California’s aggressive push for a $20 fast-food minimum wage was sold as a moral victory for workers, a bold stand against corporate greed that would lift families without consequence. Yet the reality unfolding at Carl’s Jr. locations across the state tells a different story—one of shuttered opportunities, fleeing staff, and franchise operators driven to bankruptcy. What began as political virtue-signaling has delivered economic pain that no amount of union rhetoric can disguise.

Friendly Franchisees Corporation, a major operator running dozens of Carl’s Jr. restaurants, filed for Chapter 11 protection last month, citing the wage mandate as a primary driver of its financial collapse. The chain has already trimmed its California presence from 613 stores in 2023 to 588 in 2025. Sales are down, labor costs are soaring, and workers report fearing for their safety amid rising violence.

This is not progress. It is the predictable fallout of ignoring basic economics in favor of feel-good policy.

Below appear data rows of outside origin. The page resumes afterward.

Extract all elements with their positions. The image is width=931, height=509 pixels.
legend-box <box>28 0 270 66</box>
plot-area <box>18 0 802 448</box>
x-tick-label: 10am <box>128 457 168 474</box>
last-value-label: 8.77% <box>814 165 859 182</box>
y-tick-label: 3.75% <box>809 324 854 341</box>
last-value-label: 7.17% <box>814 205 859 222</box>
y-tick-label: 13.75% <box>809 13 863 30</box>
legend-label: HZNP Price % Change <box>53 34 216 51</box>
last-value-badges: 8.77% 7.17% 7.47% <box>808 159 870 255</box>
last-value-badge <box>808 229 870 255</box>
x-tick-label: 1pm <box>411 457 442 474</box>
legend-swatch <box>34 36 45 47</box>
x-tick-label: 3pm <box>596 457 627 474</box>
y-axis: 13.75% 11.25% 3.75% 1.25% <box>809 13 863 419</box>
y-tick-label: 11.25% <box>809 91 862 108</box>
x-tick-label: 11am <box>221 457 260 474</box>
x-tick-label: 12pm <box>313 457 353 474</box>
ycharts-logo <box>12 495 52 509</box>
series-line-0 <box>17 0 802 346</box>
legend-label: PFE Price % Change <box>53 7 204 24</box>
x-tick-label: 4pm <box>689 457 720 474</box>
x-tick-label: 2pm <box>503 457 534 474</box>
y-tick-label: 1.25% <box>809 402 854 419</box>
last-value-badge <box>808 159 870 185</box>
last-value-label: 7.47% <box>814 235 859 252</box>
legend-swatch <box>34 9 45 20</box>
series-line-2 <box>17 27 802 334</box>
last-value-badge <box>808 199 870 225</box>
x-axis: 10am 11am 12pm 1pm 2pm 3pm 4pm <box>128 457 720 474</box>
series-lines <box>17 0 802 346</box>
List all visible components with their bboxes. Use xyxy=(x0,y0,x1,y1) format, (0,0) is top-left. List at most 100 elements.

The Wage Hike That Was Never About Workers Alone

California lawmakers and union allies celebrated the 2024 $20 minimum wage for fast-food workers as a necessary response to the state’s crushing cost of living. Yet even as some employees saw higher paychecks, the policy’s hidden costs mounted. Franchise operators like Harshad Dharod, CEO of the affected entity, stated plainly in court filings that the wage increase “materially increased operating expenses.” Despite millions in revenue, the math no longer worked.

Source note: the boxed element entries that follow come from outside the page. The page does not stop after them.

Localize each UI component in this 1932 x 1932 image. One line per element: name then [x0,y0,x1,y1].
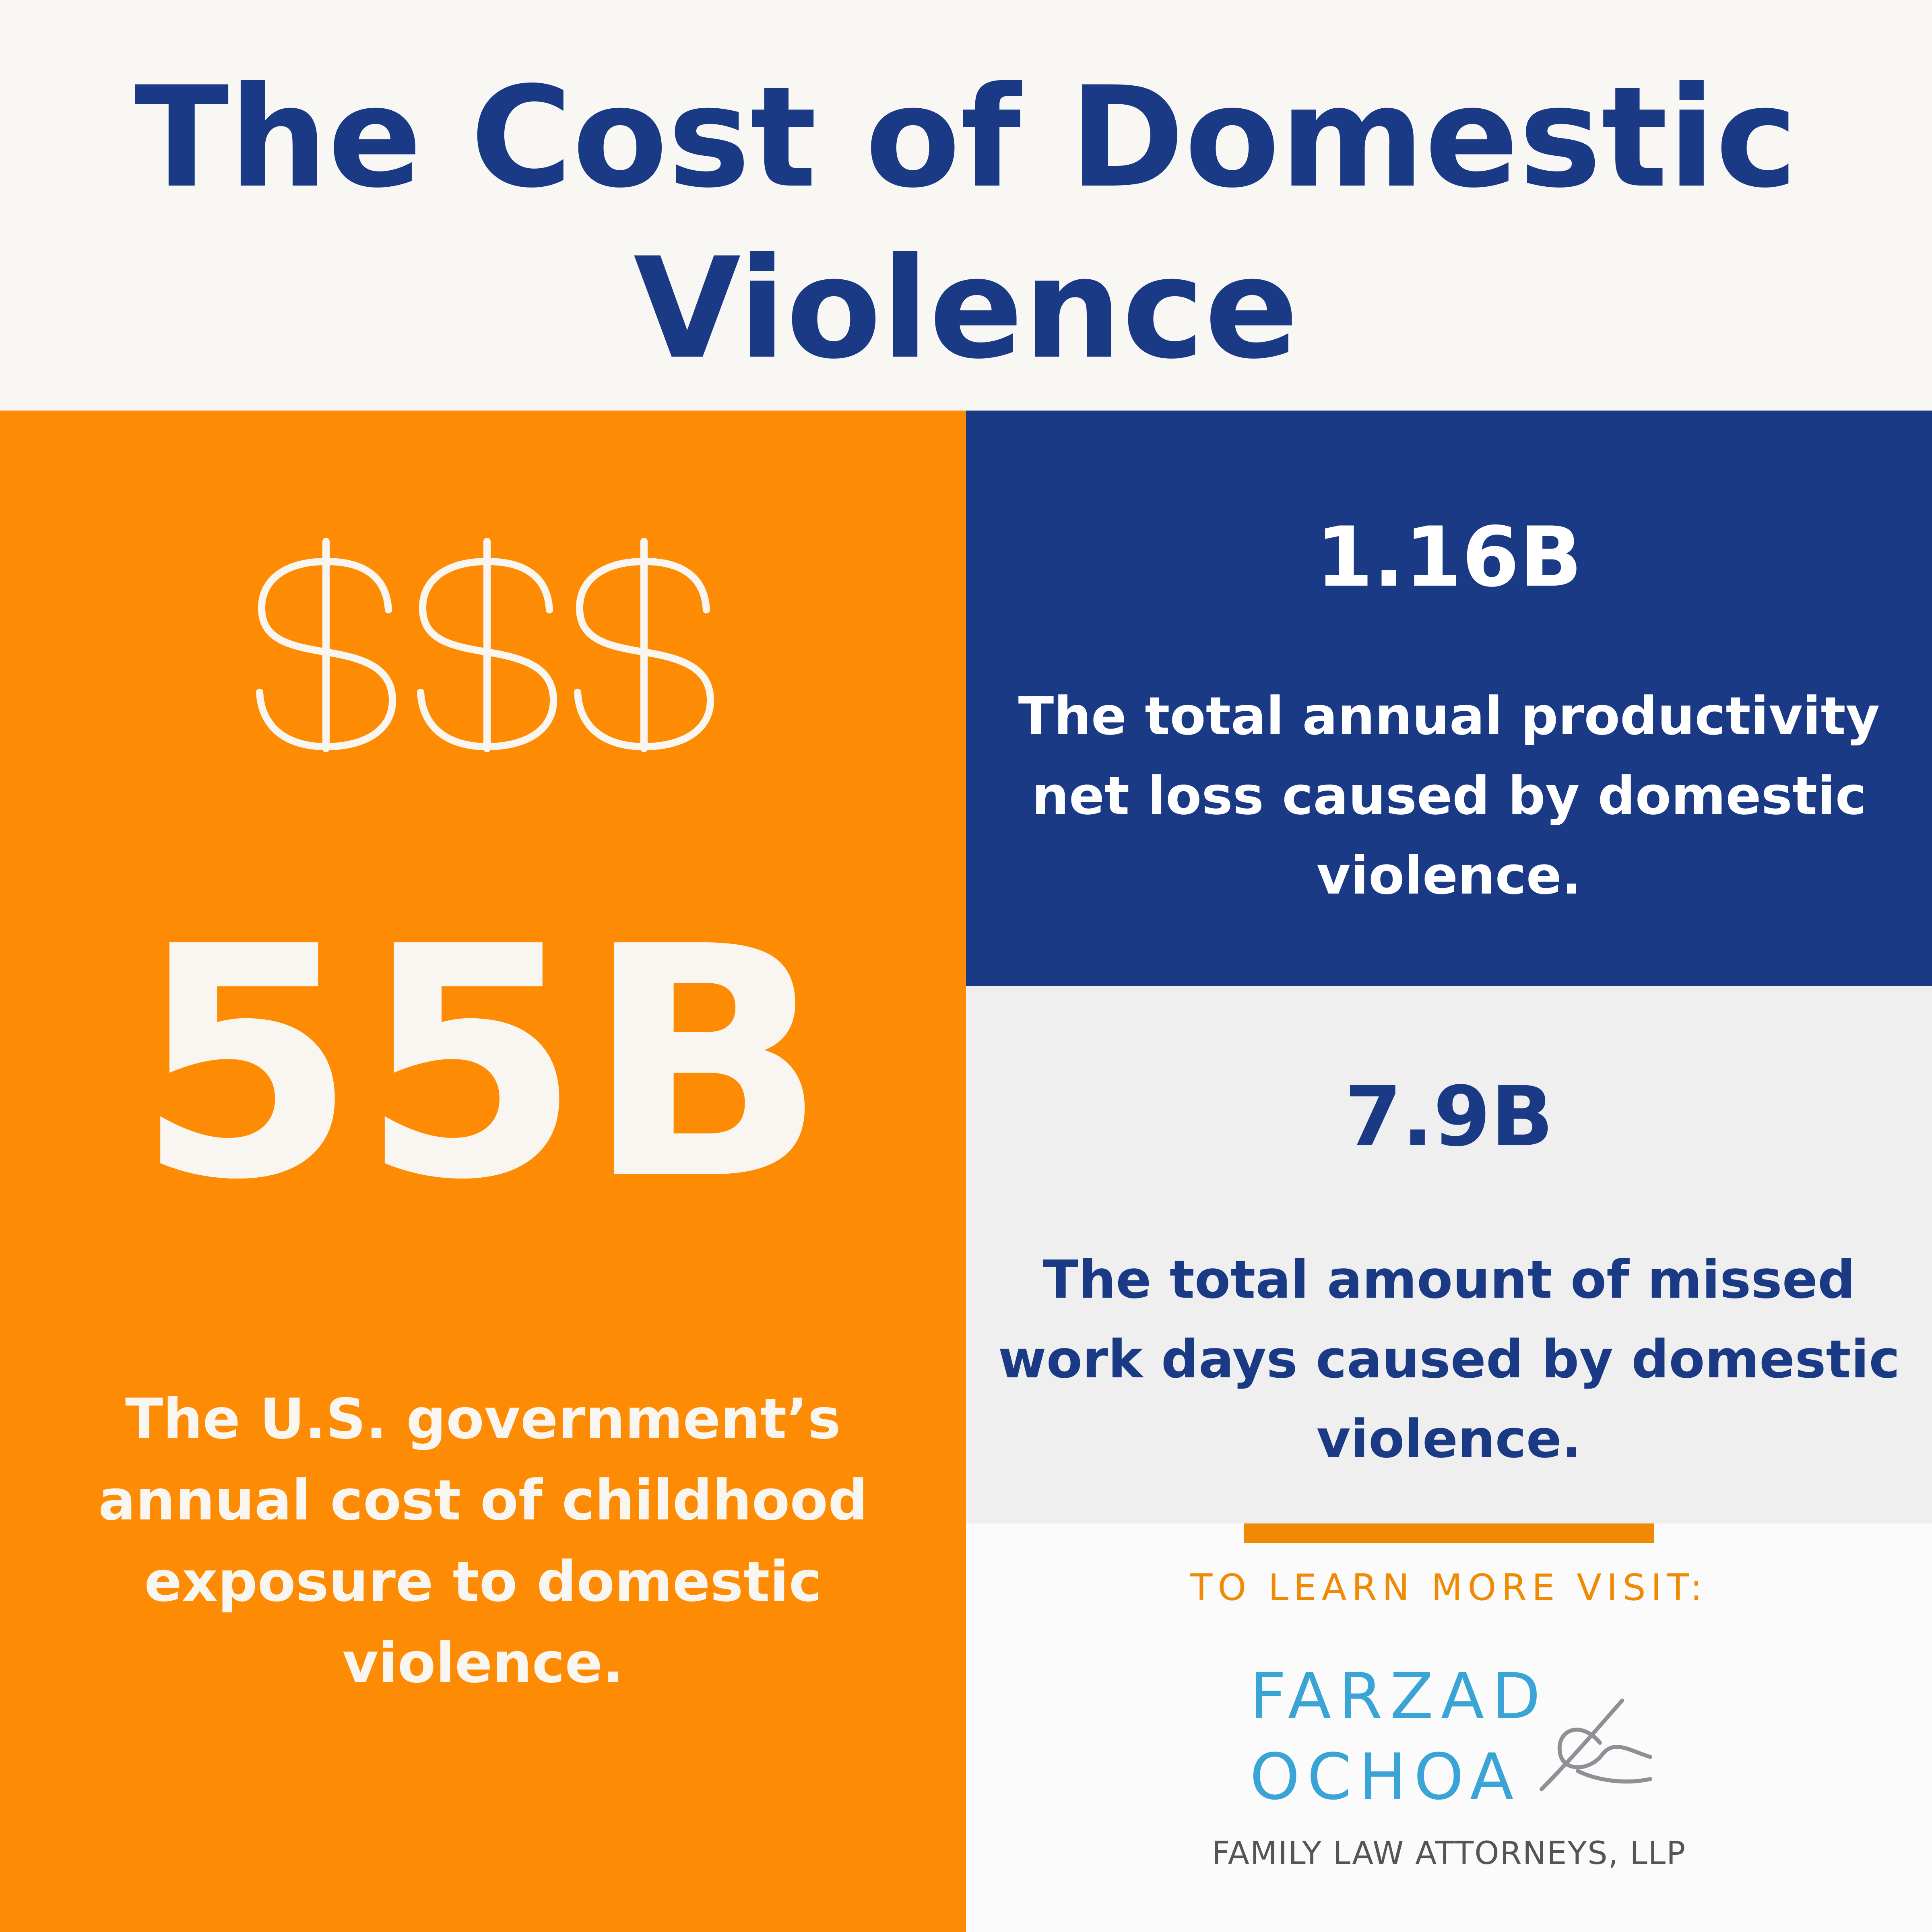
divider [1244,1523,1654,1543]
footer-panel [966,1523,1932,1932]
stat2-caption: The total amount of missed work days cau… [998,1249,1900,1470]
left-stat-panel [0,411,966,1932]
header: The Cost of Domestic Violence [0,0,1932,411]
left-stat-value: 55B [136,879,830,1249]
page-title: The Cost of Domestic Violence [134,57,1798,390]
logo-line-1: FARZAD [1250,1660,1548,1734]
learn-more-text: TO LEARN MORE VISIT: [1190,1567,1708,1609]
stat2-panel [966,986,1932,1523]
logo-line-2: OCHOA [1250,1740,1521,1814]
stat2-value: 7.9B [1344,1069,1554,1165]
left-stat-caption: The U.S. government’s annual cost of chi… [98,1387,868,1695]
stat1-value: 1.16B [1315,510,1583,605]
stat1-panel [966,411,1932,986]
dollar-signs-icon [256,538,714,752]
logo-subtitle: FAMILY LAW ATTORNEYS, LLP [1212,1835,1686,1872]
stat1-caption: The total annual productivity net loss c… [1018,685,1880,906]
ampersand-swash-icon [1540,1699,1652,1791]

Rising prices at the counter have deterred customers already tightening belts amid inflation. National data showed a 4 percent drop in Carl’s Jr. consumer spending in 2025. Competition intensified while corporate marketing faltered.

The result? Locations struggling to stay open, hours cut, and innovation stalled. Government cannot simply decree higher wages and expect businesses to absorb the blow without consequences for jobs, service, and viability.